The 2021 class trailed last year's cohort of seniors in FAFSA completions through the entire period that NCAN tracked, it said. But the situation "hit rock bottom" at the end of November, when FAFSA completions had fallen 16.8% year over year, Bill DeBaun, NCAN's director of data and evaluation, said in a statement Monday.
The class of 2021 has since "clawed its way" to close the gap, and more graduating seniors could still apply for aid in the summer, the organization noted. But the decline is worrisome.

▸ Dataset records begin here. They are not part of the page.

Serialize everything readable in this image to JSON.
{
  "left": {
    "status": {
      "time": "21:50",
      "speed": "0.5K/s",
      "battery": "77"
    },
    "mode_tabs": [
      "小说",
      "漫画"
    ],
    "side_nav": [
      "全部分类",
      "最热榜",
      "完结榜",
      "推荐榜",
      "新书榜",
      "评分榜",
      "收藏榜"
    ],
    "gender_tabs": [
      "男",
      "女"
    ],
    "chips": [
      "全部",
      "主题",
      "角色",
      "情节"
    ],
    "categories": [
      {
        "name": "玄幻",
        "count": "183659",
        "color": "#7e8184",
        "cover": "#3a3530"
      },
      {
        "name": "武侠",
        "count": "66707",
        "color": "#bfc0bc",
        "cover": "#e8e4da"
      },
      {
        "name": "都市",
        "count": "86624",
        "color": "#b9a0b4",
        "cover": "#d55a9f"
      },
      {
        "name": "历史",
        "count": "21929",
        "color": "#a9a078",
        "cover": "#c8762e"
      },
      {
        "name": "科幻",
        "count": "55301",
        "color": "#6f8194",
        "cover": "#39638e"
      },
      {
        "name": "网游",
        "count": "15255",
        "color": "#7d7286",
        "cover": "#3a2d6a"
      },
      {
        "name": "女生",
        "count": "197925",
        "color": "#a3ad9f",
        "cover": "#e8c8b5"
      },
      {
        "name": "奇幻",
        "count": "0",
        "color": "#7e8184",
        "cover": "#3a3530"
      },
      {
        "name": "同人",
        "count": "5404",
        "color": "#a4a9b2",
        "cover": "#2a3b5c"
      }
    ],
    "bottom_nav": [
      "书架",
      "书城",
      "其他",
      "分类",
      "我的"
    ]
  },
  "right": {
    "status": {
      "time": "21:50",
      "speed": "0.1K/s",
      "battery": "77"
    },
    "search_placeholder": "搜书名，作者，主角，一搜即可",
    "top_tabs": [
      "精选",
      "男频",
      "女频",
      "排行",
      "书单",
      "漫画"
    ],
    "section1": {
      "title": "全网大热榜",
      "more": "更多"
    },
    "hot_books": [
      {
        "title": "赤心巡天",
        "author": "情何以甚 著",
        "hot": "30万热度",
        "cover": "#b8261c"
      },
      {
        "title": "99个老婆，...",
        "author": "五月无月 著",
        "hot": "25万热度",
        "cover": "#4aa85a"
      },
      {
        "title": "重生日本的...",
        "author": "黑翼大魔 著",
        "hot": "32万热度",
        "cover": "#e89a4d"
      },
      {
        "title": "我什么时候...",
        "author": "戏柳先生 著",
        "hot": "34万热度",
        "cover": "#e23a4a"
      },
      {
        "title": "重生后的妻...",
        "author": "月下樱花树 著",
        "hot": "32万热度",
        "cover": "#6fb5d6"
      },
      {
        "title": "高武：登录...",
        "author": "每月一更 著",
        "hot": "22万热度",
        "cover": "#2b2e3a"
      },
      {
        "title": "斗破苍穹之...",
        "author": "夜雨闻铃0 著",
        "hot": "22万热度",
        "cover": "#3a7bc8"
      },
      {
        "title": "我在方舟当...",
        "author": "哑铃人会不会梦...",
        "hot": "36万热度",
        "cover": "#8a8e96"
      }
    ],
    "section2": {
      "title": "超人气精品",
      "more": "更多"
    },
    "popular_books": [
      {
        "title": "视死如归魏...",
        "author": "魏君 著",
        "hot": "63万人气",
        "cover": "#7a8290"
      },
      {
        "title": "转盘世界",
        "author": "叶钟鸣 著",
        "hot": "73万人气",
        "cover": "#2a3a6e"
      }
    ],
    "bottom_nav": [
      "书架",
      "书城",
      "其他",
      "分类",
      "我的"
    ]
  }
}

The FAFSA unlocks access to state and federal aid, without which some students likely can't afford college.
High schools with higher poverty levels and those with high shares of Black and Hispanic students saw a larger decrease in FAFSA completions than other schools.
Among Title I-eligible public high schools, which enroll higher portions of low-income students, FAFSA completions dropped 6.5% from last year, compared to non-Title I-eligible schools, where the decline was 3.7%.
At high schools where more than two-fifths of students are Black and Hispanic, FAFSA completions fell more than 8%, versus only a 2.2% decline among schools with fewer Black and Hispanic students, according to NCAN.
"We warned that FAFSA completion would be bad because we knew it would be bad, and in the end: it’s bad," DeBaun said in the statement.
NCAN said the FAFSA data could forecast uncertain enrollments this fall, which follows more than a year of economic turmoil spurred by the pandemic.
More than 530 institutions in Canada, the United Kingdom and U.S. have open seats, housing and financial aid for the fall, according to a database from the National Association for College Admission Counseling. However, this is almost certainly an undercount, as colleges self-report this information, the admissions trade group has said.